Segundo o que o JN apurou, os vários Executivos da Figueira da Foz têm contactado o Ministério da Defesa desde 2014, no sentido de adquirirem os dois prédios, com o objetivo de promover arrendamento acessível ou para residências universitárias, numa altura em que foi inaugurado um Campus da Universidade de Coimbra na cidade. No entanto, não obtiveram resposta aos ofícios enviados.
Caldas da Rainha
Lar das enfermeiras fechado há mais de 50 anos
A Câmara das Caldas da Rainha anda há mais de um ano em negociações com o Estado para reabilitar o antigo lar das enfermeiras, fechado "há mais de 50 anos", revela Vítor Marques, presidente da autarquia. Localizado perto da Igreja de Nossa Senhora do Pópulo, no centro histórico, o imóvel foi cedido pelo Estado para ser reabilitado pelo município, mas o protocolo ainda não saiu do papel. "Comprámos mais dois imóveis antigos contíguos, para construir apartamentos para habitação jovem a preços controlados", adianta. O autarca gostaria de lançar a obra no final deste ano. "A falta de casas para arrendar é um problema que se tem agravado nos últimos anos."
BRAGANÇA
Casas florestais ao abandono
São dezenas de casas dos antigos serviços florestais e abrigos do Parque Natural de Montesinho que estão votados ao abandono, há vários anos no distrito de Bragança.

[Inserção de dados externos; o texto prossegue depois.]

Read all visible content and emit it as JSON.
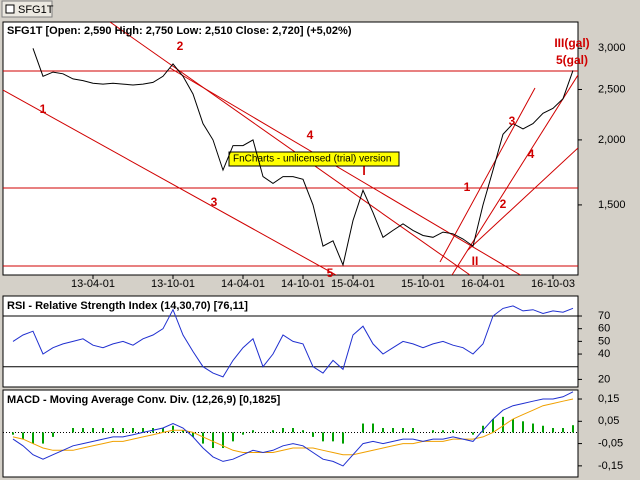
{
  "window_title": "SFG1T",
  "watermark": "FnCharts - unlicensed (trial) version",
  "annotations": [
    "1",
    "2",
    "3",
    "4",
    "5",
    "I",
    "II",
    "1",
    "2",
    "3",
    "4",
    "III(gal)",
    "5(gal)"
  ],
  "chart_data": [
    {
      "type": "line",
      "title": "SFG1T [Open: 2,590  High: 2,750  Low: 2,510  Close: 2,720]  (+5,02%)",
      "categories": [
        null,
        null,
        null,
        null,
        null,
        null,
        null,
        null,
        null,
        "13-04-01",
        null,
        null,
        null,
        null,
        null,
        null,
        null,
        "13-10-01",
        null,
        null,
        null,
        null,
        null,
        null,
        "14-04-01",
        null,
        null,
        null,
        null,
        null,
        "14-10-01",
        null,
        null,
        null,
        null,
        "15-04-01",
        null,
        null,
        null,
        null,
        null,
        null,
        "15-10-01",
        null,
        null,
        null,
        null,
        null,
        "16-04-01",
        null,
        null,
        null,
        null,
        null,
        null,
        "16-10-03",
        null,
        null
      ],
      "values": [
        null,
        null,
        null,
        3000,
        2650,
        2700,
        2680,
        2620,
        2600,
        2570,
        2560,
        2570,
        2560,
        2550,
        2560,
        2580,
        2650,
        2800,
        2650,
        2450,
        2150,
        2000,
        1750,
        1950,
        1950,
        2000,
        1700,
        1650,
        1700,
        1700,
        1680,
        1500,
        1250,
        1280,
        1150,
        1400,
        1600,
        1450,
        1300,
        1340,
        1380,
        1340,
        1310,
        1300,
        1330,
        1320,
        1290,
        1250,
        1500,
        1750,
        2050,
        2150,
        2100,
        2150,
        2250,
        2300,
        2400,
        2720
      ],
      "color": "#000000",
      "log_scale": true,
      "ylim": [
        1100,
        3370
      ],
      "yticks": [
        {
          "value": 3000,
          "label": "3,000"
        },
        {
          "value": 2500,
          "label": "2,500"
        },
        {
          "value": 2000,
          "label": "2,000"
        },
        {
          "value": 1500,
          "label": "1,500"
        }
      ]
    },
    {
      "type": "line",
      "title": "RSI - Relative Strength Index (14,30,70) [76,11]",
      "values": [
        null,
        50,
        55,
        58,
        40,
        45,
        48,
        50,
        52,
        47,
        45,
        48,
        50,
        47,
        52,
        55,
        60,
        75,
        55,
        42,
        30,
        25,
        22,
        35,
        45,
        52,
        30,
        40,
        55,
        50,
        48,
        30,
        25,
        35,
        28,
        55,
        62,
        48,
        40,
        45,
        50,
        48,
        45,
        48,
        50,
        47,
        45,
        40,
        48,
        70,
        76,
        78,
        74,
        75,
        72,
        74,
        73,
        76.11
      ],
      "color": "#1f2fd0",
      "levels": [
        30,
        70
      ],
      "ylim": [
        14,
        85
      ],
      "yticks": [
        70,
        60,
        50,
        40,
        20
      ]
    },
    {
      "type": "line",
      "title": "MACD - Moving Average Conv. Div. (12,26,9) [0,1825]",
      "series": [
        {
          "type": "bar",
          "color": "#00a000",
          "values": [
            null,
            -0.01,
            -0.03,
            -0.05,
            -0.05,
            -0.02,
            0,
            0.02,
            0.02,
            0.02,
            0.02,
            0.02,
            0.02,
            0.02,
            0.02,
            0.02,
            0.02,
            0.03,
            0.01,
            -0.02,
            -0.05,
            -0.07,
            -0.07,
            -0.04,
            -0.01,
            0.01,
            0,
            0.01,
            0.02,
            0.02,
            0.01,
            -0.02,
            -0.04,
            -0.04,
            -0.05,
            0,
            0.04,
            0.04,
            0.02,
            0.02,
            0.02,
            0.02,
            0,
            0.01,
            0.01,
            0.01,
            0,
            -0.01,
            0.03,
            0.06,
            0.07,
            0.06,
            0.05,
            0.04,
            0.03,
            0.02,
            0.02,
            0.0325
          ]
        },
        {
          "type": "line",
          "color": "#f0a000",
          "values": [
            null,
            -0.02,
            -0.03,
            -0.05,
            -0.07,
            -0.08,
            -0.08,
            -0.08,
            -0.07,
            -0.06,
            -0.05,
            -0.04,
            -0.04,
            -0.03,
            -0.02,
            -0.01,
            0,
            0.01,
            0.01,
            0,
            -0.02,
            -0.04,
            -0.06,
            -0.08,
            -0.09,
            -0.09,
            -0.09,
            -0.09,
            -0.08,
            -0.07,
            -0.07,
            -0.07,
            -0.08,
            -0.09,
            -0.1,
            -0.1,
            -0.09,
            -0.08,
            -0.07,
            -0.06,
            -0.05,
            -0.05,
            -0.04,
            -0.04,
            -0.04,
            -0.03,
            -0.03,
            -0.03,
            -0.02,
            0,
            0.03,
            0.06,
            0.08,
            0.1,
            0.12,
            0.13,
            0.14,
            0.15
          ]
        },
        {
          "type": "line",
          "color": "#1f2fd0",
          "values": [
            null,
            -0.03,
            -0.06,
            -0.1,
            -0.12,
            -0.1,
            -0.08,
            -0.06,
            -0.05,
            -0.04,
            -0.03,
            -0.02,
            -0.02,
            -0.01,
            0,
            0.01,
            0.02,
            0.04,
            0.02,
            -0.02,
            -0.07,
            -0.11,
            -0.13,
            -0.12,
            -0.1,
            -0.08,
            -0.09,
            -0.08,
            -0.06,
            -0.05,
            -0.06,
            -0.09,
            -0.12,
            -0.13,
            -0.15,
            -0.1,
            -0.05,
            -0.04,
            -0.05,
            -0.04,
            -0.03,
            -0.03,
            -0.04,
            -0.03,
            -0.03,
            -0.02,
            -0.03,
            -0.04,
            0.01,
            0.06,
            0.1,
            0.12,
            0.13,
            0.14,
            0.15,
            0.15,
            0.16,
            0.1825
          ]
        }
      ],
      "ylim": [
        -0.2,
        0.186
      ],
      "yticks": [
        {
          "value": 0.15,
          "label": "0,15"
        },
        {
          "value": 0.05,
          "label": "0,05"
        },
        {
          "value": -0.05,
          "label": "-0,05"
        },
        {
          "value": -0.15,
          "label": "-0,15"
        }
      ]
    }
  ]
}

Eram casas que serviam de alojamento aos guardas-florestais, profissão extinta no Estado. Estes edifícios deixaram de ser usados e foram-se degradando, apesar de estarem quase sempre localizados em zonas interessantes em termos paisagísticos.
Em alguns casos só já restam as paredes. Portas e janelas foram arrombadas. Os interiores esventrados e destruídos. Os autarcas do distrito têm reclamado da situação, mas as vozes de protesto vão-se calando, conformadas, perante a ausência de soluções.
No distrito de Bragança há 55 edifícios do Estado sem uso ou abandonados, segundo a última informação do Gabinete dos Secretários de Estado do Tesouro e da Descentralização e da Administração Local publicada no ano passado.
Só no concelho de Bragança, aquele onde mais património está sem uso, há 13 edifícios devolutos, dos quais a maioria são antigos albergues turísticos, mais conhecidos pelas casas do parque, ou casas dos serviços florestais.
Na cidade de Bragança em abandono absoluto está o esqueleto do edifício projetado para uma escola de hotelaria. A obra começou e parou há mais de 25 anos. Ficaram as ruínas da obra. O edifício está sob a tutela do Estado.